Lithium batteries with the same capacity as Lead Acid batteries can weigh up to 30% less.  This is why they are used in portable devices like phones and laptops and bigger applications such as power stations for camping.


Lithium batteries can be mounted in any direction as they do not have an electrolyte to spill. They can also withstand vibrations.

Rapid Charging

Lithium batteries can be quickly recharged as they do not go to the absorption stage of charging like lead-acid batteries and jump from bulk to float. While a typical 12V Lead-acid battery can take up to 10 hours to charge. It will take only 3 hours for a lithium battery to fully charge.

Constant Voltage

Lithium batteries maintain a high voltage even when highly discharged providing constant power throughout the charge cycle.


Lithium batteries are quite efficient when charging. They won’t heat up and can take up 99% of the charge from a charger.

Self Discharge

Lead Acid batteries will go dead even when left in storage as they discharge very quickly (up to 30%). You will need to maintain the charge with a trickle charger or make sure to recharge every month. This is not an issue with Lithium batteries as it can hold a full charge for even up to 1 year as it only experiences a 3% monthly discharge.

The downside to Lithium Batteries

Low Temperatures

Lithium batteries do not perform well in low temperatures.  Discharging Lithium batteries in temperatures below freezing can cause issues. You may need to warm up the batteries in order to discharge them.

CCA Rating

As stated before CCA or Cold Cranking Amps is the amps you can draw from a battery for 30 seconds at 0°F. Lithium batteries will not have these ratings and these may cause an issue when replacing your starting batteries.
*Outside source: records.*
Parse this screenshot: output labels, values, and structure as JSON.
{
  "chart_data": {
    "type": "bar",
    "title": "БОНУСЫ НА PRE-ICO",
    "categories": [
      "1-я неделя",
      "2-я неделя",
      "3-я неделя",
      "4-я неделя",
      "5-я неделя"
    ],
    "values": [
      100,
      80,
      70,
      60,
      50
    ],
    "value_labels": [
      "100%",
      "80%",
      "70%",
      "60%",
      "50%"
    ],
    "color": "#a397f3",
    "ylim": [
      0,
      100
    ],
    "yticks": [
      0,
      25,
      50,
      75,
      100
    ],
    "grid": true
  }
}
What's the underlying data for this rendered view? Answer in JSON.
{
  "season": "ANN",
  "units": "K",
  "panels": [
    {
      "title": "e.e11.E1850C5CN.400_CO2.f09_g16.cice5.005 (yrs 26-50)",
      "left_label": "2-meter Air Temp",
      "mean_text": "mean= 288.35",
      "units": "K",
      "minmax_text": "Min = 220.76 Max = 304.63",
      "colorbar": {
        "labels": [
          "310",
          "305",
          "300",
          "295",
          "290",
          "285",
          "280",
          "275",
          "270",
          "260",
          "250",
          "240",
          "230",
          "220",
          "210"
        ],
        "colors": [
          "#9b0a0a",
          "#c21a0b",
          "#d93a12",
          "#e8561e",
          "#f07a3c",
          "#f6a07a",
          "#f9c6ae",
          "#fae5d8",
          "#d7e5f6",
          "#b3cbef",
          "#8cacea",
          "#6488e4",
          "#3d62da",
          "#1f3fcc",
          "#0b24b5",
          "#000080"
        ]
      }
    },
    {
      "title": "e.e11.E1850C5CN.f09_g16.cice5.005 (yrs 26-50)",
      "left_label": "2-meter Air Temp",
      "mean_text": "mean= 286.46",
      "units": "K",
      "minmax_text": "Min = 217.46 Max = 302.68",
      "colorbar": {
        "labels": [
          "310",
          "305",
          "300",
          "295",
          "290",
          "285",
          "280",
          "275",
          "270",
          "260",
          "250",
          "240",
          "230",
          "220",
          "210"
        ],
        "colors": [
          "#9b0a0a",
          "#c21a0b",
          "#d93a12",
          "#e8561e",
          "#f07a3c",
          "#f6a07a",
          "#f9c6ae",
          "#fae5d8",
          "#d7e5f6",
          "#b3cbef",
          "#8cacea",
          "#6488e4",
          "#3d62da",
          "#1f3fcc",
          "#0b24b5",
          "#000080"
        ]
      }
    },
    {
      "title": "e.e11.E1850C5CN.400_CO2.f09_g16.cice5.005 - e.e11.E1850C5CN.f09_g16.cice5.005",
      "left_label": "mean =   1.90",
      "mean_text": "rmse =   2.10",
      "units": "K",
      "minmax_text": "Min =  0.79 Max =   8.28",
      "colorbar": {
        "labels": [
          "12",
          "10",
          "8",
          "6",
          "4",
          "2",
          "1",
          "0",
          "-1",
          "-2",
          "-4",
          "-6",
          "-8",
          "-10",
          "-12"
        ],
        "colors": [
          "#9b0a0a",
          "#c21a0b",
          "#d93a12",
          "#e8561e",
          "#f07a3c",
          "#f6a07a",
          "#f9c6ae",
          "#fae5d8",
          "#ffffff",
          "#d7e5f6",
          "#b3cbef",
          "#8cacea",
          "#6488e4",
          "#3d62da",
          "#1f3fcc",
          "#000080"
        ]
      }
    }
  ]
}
However, this does not mean it will not support starting as lithium batteries can support a bigger draw than lead-acid in less time.


The biggest impediment to upgrading to Li-Ion Batteries is the price. An H7 Lead Acid battery can cost less than $300 but this can be up to triple the amount when you go for Lithium.

Lithium batteries are better batteries that Lead Acid in more ways than one. They reduce weight of your car and take up less space. They charge faster, provide more power and last longer. However price is the biggest impediment when it comes to using Lithium batteries for starting especially on Diesel vehicles where it does not power the running of the vehicle.

These batteries however will work great for RVs and solar and this is where the cost can be competitive with lead-acid.  Because they last longer and you can discharge more you can replace a Lead Acid bank with a Lithium battery bank with 50% less in capacity and get the same power.